Table 1. Each individual's mean urinary salbutamol excretion, in µg, and the (% coefficient of variation) of the five separate inhalations for the three doses used
Number of salbutamol (100µg) inhalations
Healthy volunteers were used because lung deposition is affected by airway calibre and their renal function should remain stable . The intersubject variability was high (e.g. 38.7% after one dose) due to between subject variability of lung deposition together with their renal excretion. This variability between subjects is consistent with previous reports [5–8]. However the intrasubject variability was much lower and similar to that reported by Hindle & Chrystyn when volunteers inhaled four doses . Hence the method is suitable for cross-over studies.
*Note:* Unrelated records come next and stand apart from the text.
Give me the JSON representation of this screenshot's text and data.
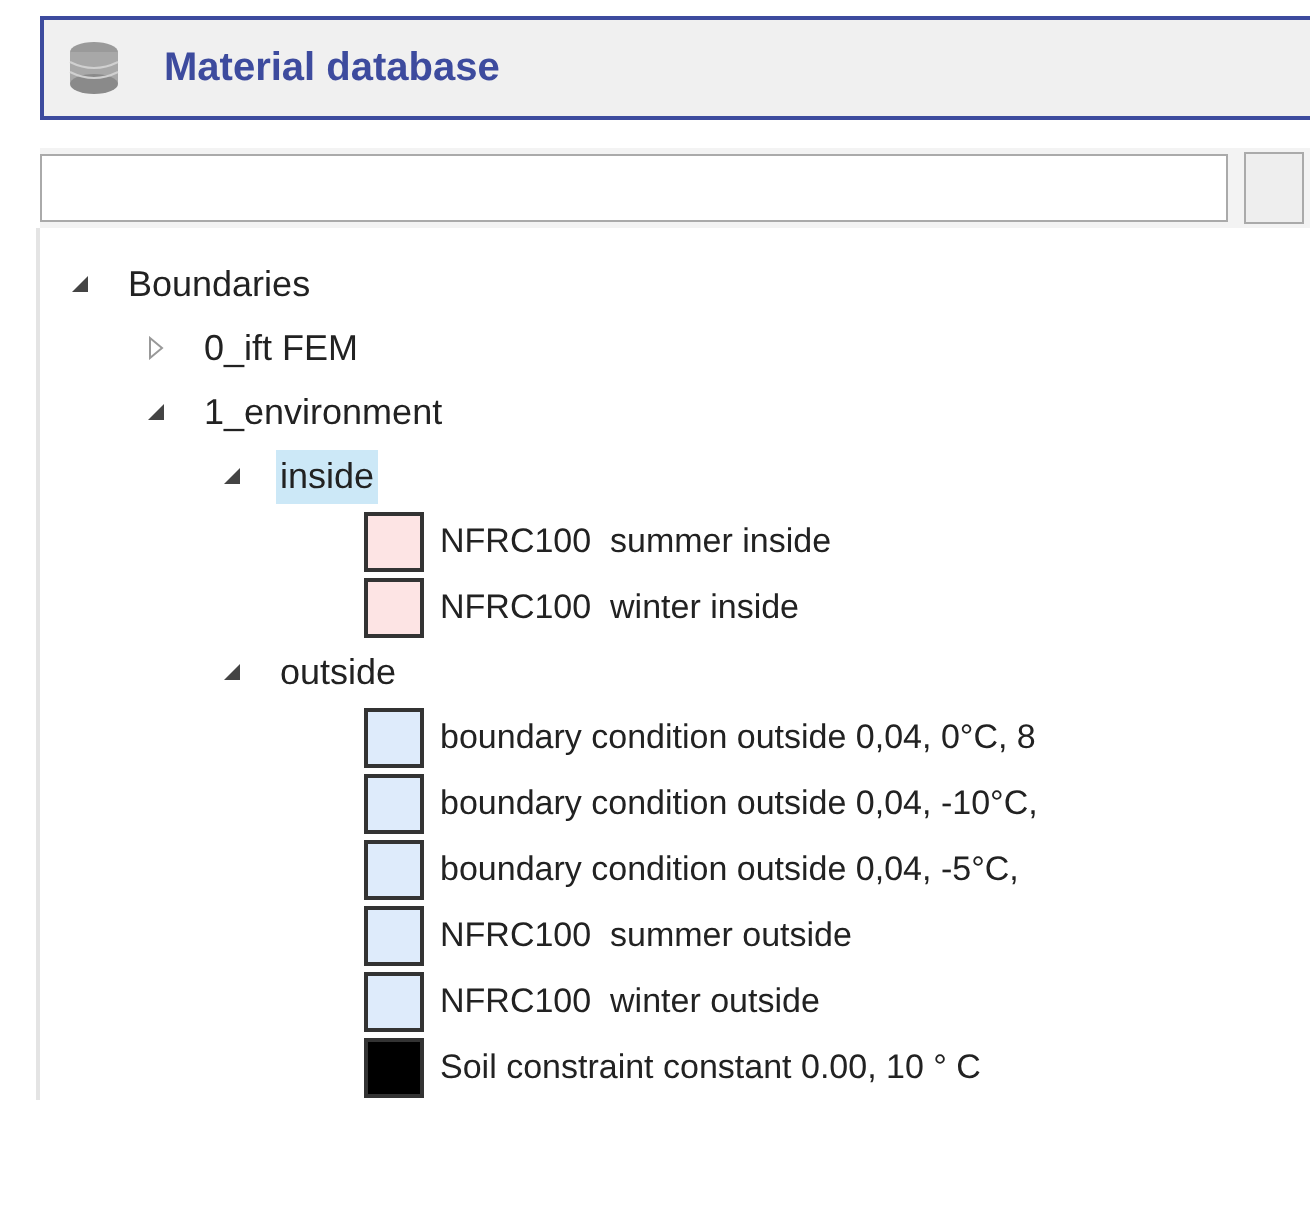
{
  "panel": {
    "title": "Material database"
  },
  "tree": [
    {
      "label": "Boundaries",
      "expanded": true,
      "selected": false,
      "children": [
        {
          "label": "0_ift FEM",
          "expanded": false,
          "selected": false
        },
        {
          "label": "1_environment",
          "expanded": true,
          "selected": false,
          "children": [
            {
              "label": "inside",
              "expanded": true,
              "selected": true,
              "children": [
                {
                  "label": "NFRC100  summer inside",
                  "color": "#fde4e4"
                },
                {
                  "label": "NFRC100  winter inside",
                  "color": "#fde4e4"
                }
              ]
            },
            {
              "label": "outside",
              "expanded": true,
              "selected": false,
              "children": [
                {
                  "label": "boundary condition outside 0,04, 0°C, 8",
                  "color": "#deebfb"
                },
                {
                  "label": "boundary condition outside 0,04, -10°C,",
                  "color": "#deebfb"
                },
                {
                  "label": "boundary condition outside 0,04, -5°C,",
                  "color": "#deebfb"
                },
                {
                  "label": "NFRC100  summer outside",
                  "color": "#deebfb"
                },
                {
                  "label": "NFRC100  winter outside",
                  "color": "#deebfb"
                },
                {
                  "label": "Soil constraint constant 0.00, 10 ° C",
                  "color": "#000000"
                }
              ]
            }
          ]
        }
      ]
    }
  ]
}
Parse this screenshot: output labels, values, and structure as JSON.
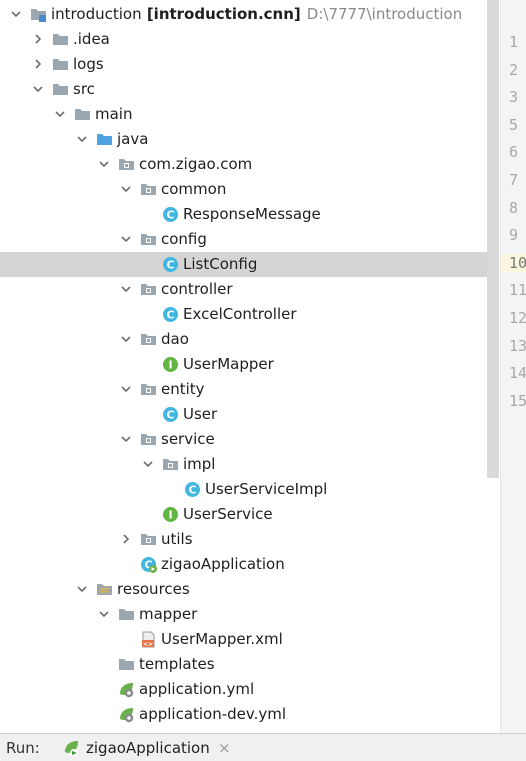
{
  "project_tree": {
    "items": [
      {
        "label": "introduction",
        "suffix": "[introduction.cnn]",
        "path": "D:\\7777\\introduction",
        "icon": "module-folder-icon",
        "expanded": true,
        "depth": 0
      },
      {
        "label": ".idea",
        "icon": "folder-icon",
        "expanded": false,
        "depth": 1
      },
      {
        "label": "logs",
        "icon": "folder-icon",
        "expanded": false,
        "depth": 1
      },
      {
        "label": "src",
        "icon": "folder-icon",
        "expanded": true,
        "depth": 1
      },
      {
        "label": "main",
        "icon": "folder-icon",
        "expanded": true,
        "depth": 2
      },
      {
        "label": "java",
        "icon": "source-folder-icon",
        "expanded": true,
        "depth": 3
      },
      {
        "label": "com.zigao.com",
        "icon": "package-icon",
        "expanded": true,
        "depth": 4
      },
      {
        "label": "common",
        "icon": "package-icon",
        "expanded": true,
        "depth": 5
      },
      {
        "label": "ResponseMessage",
        "icon": "class-icon",
        "depth": 6
      },
      {
        "label": "config",
        "icon": "package-icon",
        "expanded": true,
        "depth": 5
      },
      {
        "label": "ListConfig",
        "icon": "class-icon",
        "depth": 6,
        "selected": true
      },
      {
        "label": "controller",
        "icon": "package-icon",
        "expanded": true,
        "depth": 5
      },
      {
        "label": "ExcelController",
        "icon": "class-icon",
        "depth": 6
      },
      {
        "label": "dao",
        "icon": "package-icon",
        "expanded": true,
        "depth": 5
      },
      {
        "label": "UserMapper",
        "icon": "interface-icon",
        "depth": 6
      },
      {
        "label": "entity",
        "icon": "package-icon",
        "expanded": true,
        "depth": 5
      },
      {
        "label": "User",
        "icon": "class-icon",
        "depth": 6
      },
      {
        "label": "service",
        "icon": "package-icon",
        "expanded": true,
        "depth": 5
      },
      {
        "label": "impl",
        "icon": "package-icon",
        "expanded": true,
        "depth": 6
      },
      {
        "label": "UserServiceImpl",
        "icon": "class-icon",
        "depth": 7
      },
      {
        "label": "UserService",
        "icon": "interface-icon",
        "depth": 6
      },
      {
        "label": "utils",
        "icon": "package-icon",
        "expanded": false,
        "depth": 5
      },
      {
        "label": "zigaoApplication",
        "icon": "spring-boot-class-icon",
        "depth": 5
      },
      {
        "label": "resources",
        "icon": "resources-folder-icon",
        "expanded": true,
        "depth": 3
      },
      {
        "label": "mapper",
        "icon": "folder-icon",
        "expanded": true,
        "depth": 4
      },
      {
        "label": "UserMapper.xml",
        "icon": "xml-file-icon",
        "depth": 5
      },
      {
        "label": "templates",
        "icon": "folder-icon",
        "depth": 4
      },
      {
        "label": "application.yml",
        "icon": "spring-config-icon",
        "depth": 4
      },
      {
        "label": "application-dev.yml",
        "icon": "spring-config-icon",
        "depth": 4
      }
    ]
  },
  "line_numbers": [
    "1",
    "2",
    "3",
    "5",
    "6",
    "7",
    "8",
    "9",
    "10",
    "11",
    "12",
    "13",
    "14",
    "15"
  ],
  "current_line": "10",
  "run_bar": {
    "label": "Run:",
    "tab_label": "zigaoApplication",
    "close_glyph": "×"
  },
  "colors": {
    "selection": "#d5d5d5",
    "folder": "#9aa7b0",
    "source_folder": "#4fa3e0",
    "class_badge": "#40b6e0",
    "interface_badge": "#62b543",
    "spring": "#6ab04c",
    "xml": "#e8734a"
  }
}
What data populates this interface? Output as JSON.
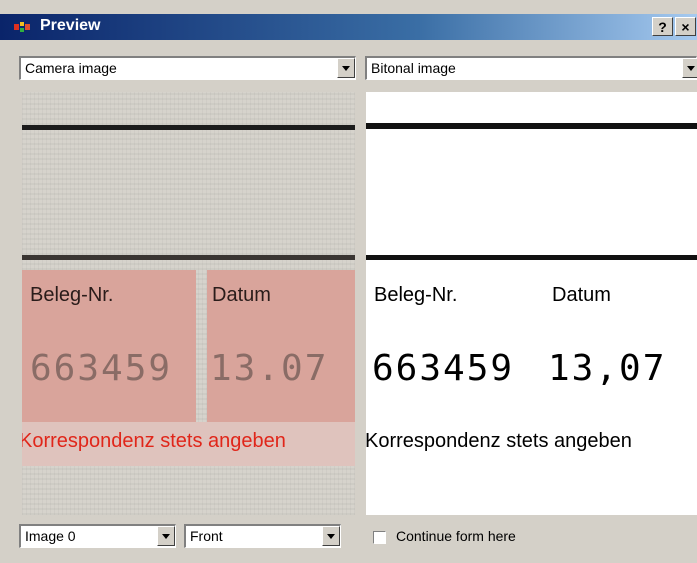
{
  "window": {
    "title": "Preview",
    "help_button": "?",
    "close_button": "×"
  },
  "left_view": {
    "selected": "Camera image"
  },
  "right_view": {
    "selected": "Bitonal image"
  },
  "document": {
    "label_beleg": "Beleg-Nr.",
    "label_datum": "Datum",
    "beleg_value": "663459",
    "datum_value": "13.07",
    "datum_value_bitonal": "13,07",
    "footer_text": "Korrespondenz stets angeben"
  },
  "footer": {
    "image_select": "Image 0",
    "side_select": "Front",
    "continue_label": "Continue form here",
    "continue_checked": false
  },
  "colors": {
    "title_gradient_start": "#0a246a",
    "camera_pink": "#d9a49b",
    "camera_red_text": "#e0261a"
  }
}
The lower variability using the breath-actuated metered dose inhaler indicates how co-ordination can exert an influence in bioequivalence studies. The dose–response relationship for the 30 min salbutamol urinary excretion was linear and thus all subjects demonstrated first order elimination pharmacokinetics. Simultaneous measurements of 30 min urinary salbutamol and the dose of methacholine to reduce the FEV1 by 20% following one and two doses, of salbutamol from a Easibreathe in 12 asthmatics have shown the two methods to be equal . This positive link to a clinical bioassay together with the reproducibility and dose–response properties highlight the potential of this 30 min index of lung deposition in bioequivalence. The results also highlight the importance of pharmacokinetic studies when determining the bioequivalence of inhaled products. Although this evidence may not convince the Regulatory Bodies who regard a clinical endpoint as the gold standard it is a useful and simple method to identify ‘proof of concept’ when formulating inhaled products or evaluating an inhaled device.